Francisco Suarez from SUNY Oswego’s communication studies faculty partnered with local public TV station WCNY to successfully stage the first year of the Visual Storytelling Summer Camp for middle-school children. 

The free camp for students in the Syracuse City School District ran from June 27 to July 26.

“We had applications through our website where you fill out a form, and part of the form that was very important was that you need to write an essay about why you want to be part of the camp,” said Suarez. “We wanted to guarantee that whoever came to the camp was somebody who would really take advantage of the opportunity.”

The camp also received a lot of help from WCNY, as they offered up their facilities and tools for the students to use in order to create their short film. 

“WCNY is a PBS station here in Central New York and they have been an amazing partner to make this happen," Suarez said. "They offered access to their facilities in downtown Syracuse, so we used the TV studio in WCNY but also they have this really cool technological classroom that allowed us to teach there during the camp. They are really an amazing partner in the process and we wouldn’t be able to do this without them.”

During the four weeks at the camp, students learned visual storytelling, camera movements, camera shots, editing, makeup, set design and more through lectures, tests and games. SUNY Oswego students Angel Hall and Dylan Suttles helped make the camp successful. 

My role in the camp was as an assistant camp coordinator," Hall said. "My job included supervising the children, planning games for them to play, meal planning, and helping them with their story and movie.” 

Just like the younger participants, Hall and Suttles also learned a lot through participating in the summer camp. 

“Doing the Visual Storytelling Summer Camp taught me a lot about leading and education. Helping the kids to create their own work, put in the a role of a guide and a teacher to them, isn't something I have much experience in,” Suttles said. “So in addition to learning about the craft through the immersion in visual storytelling and Professor Suarez's lessons, the kids were teaching me how to teach them.”

Part of Suttler’s role at the camp was to capture photos as well as film and produce the behind the scenes video of the campers going through the process of creating their short film. 

Hall also felt a personal connection to the program and wanted to help the students who enrolled take advantage of the opportunity.

I wanted to be involved in the camp because I saw it would be a wonderful opportunity for children in Central New York," Hall said. "I grew up in the CNY area and knew there was a lack of programs for kids with interests other than sports or outdoor activities in the summertime.

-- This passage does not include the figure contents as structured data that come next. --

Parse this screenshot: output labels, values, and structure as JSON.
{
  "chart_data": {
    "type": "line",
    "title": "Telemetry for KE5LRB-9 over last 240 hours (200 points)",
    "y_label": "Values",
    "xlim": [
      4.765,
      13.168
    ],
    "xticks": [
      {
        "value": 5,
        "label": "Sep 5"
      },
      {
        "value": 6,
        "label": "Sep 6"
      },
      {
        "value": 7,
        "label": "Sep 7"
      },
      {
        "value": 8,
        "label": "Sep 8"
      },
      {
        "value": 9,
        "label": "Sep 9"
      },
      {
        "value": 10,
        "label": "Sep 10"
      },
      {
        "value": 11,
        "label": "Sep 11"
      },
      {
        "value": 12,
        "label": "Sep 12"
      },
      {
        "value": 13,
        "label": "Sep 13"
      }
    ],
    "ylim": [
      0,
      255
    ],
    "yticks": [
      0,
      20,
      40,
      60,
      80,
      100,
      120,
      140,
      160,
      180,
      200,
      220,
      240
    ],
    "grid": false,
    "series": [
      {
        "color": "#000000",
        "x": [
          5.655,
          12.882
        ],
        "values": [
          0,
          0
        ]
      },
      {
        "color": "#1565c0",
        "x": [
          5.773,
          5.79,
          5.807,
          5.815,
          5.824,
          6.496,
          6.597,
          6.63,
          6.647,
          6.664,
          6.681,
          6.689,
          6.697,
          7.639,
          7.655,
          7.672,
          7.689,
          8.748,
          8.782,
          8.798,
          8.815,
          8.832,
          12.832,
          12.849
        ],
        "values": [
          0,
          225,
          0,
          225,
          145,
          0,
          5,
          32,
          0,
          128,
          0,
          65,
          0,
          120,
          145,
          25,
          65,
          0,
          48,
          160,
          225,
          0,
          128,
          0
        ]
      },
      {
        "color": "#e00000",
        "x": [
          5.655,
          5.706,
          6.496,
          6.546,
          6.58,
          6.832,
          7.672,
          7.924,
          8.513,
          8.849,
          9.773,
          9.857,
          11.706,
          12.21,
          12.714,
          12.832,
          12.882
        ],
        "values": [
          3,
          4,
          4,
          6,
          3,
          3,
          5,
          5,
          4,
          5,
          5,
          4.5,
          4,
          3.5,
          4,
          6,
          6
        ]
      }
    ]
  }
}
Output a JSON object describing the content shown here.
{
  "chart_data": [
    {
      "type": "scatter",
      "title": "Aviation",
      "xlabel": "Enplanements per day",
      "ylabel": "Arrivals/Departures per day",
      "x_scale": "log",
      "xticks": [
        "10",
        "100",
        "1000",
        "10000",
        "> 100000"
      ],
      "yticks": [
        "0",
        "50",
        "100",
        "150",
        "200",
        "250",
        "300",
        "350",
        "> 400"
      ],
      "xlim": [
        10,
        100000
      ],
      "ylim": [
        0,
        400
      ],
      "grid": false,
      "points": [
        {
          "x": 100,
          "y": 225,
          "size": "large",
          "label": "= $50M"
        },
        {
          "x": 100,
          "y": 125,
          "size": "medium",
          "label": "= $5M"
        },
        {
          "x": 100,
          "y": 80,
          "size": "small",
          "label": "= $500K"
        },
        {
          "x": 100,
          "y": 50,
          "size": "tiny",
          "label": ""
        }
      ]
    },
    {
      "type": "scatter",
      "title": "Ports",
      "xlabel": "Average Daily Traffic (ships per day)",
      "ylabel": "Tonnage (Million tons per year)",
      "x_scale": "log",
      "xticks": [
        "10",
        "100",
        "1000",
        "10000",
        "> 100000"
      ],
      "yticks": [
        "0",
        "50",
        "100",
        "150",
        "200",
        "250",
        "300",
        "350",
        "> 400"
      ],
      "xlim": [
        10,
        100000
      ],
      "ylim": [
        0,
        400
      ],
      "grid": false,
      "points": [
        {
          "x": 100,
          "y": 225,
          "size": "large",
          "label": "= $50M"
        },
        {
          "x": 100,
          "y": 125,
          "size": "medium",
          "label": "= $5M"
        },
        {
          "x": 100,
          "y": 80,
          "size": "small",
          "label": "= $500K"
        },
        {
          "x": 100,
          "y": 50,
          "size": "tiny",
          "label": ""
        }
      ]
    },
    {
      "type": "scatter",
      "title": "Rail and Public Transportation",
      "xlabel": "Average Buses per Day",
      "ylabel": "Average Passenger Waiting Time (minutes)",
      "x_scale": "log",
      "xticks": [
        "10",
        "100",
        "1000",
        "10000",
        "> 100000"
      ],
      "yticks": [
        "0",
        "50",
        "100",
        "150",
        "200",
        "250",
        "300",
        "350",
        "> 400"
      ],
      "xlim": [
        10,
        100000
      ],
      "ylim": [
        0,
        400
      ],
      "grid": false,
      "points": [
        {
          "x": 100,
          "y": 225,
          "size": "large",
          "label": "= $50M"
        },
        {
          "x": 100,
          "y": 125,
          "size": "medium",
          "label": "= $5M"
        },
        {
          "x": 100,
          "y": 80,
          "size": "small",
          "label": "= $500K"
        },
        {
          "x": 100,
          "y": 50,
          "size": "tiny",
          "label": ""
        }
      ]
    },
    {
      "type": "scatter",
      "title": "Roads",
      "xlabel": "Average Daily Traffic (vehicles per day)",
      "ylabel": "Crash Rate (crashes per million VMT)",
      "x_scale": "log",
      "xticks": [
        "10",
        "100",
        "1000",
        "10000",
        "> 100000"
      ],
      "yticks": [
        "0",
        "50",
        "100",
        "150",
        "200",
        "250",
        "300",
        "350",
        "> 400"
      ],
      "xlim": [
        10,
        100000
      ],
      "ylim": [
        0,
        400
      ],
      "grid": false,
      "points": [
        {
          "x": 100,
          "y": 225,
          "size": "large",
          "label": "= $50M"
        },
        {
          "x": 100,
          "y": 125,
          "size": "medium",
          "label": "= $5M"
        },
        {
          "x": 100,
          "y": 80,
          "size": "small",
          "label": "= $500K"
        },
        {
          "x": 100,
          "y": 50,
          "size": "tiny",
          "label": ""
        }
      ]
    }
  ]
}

When I saw that Professor Suarez was doing this camp, I wanted to be involved so I could help give the children opportunities I never had but wanted when I was their age.”

In the end, the students attending the summer camp produced a short film called "Mob of the Undead," where each camper, ages 10 to 14 wrote, produced and edited the piece. 

“They went for a zombie story –- they were excited about zombies," Suarez said. "They learned incredibly fast –- faster than I was expecting –- the camera movements, camera shots, visual storytelling, grammar, video editing, lining, makeup and even set design. So really by week two they were very much capable to not only know the camera shots and camera movements but to really use it in the way that they should be using it.”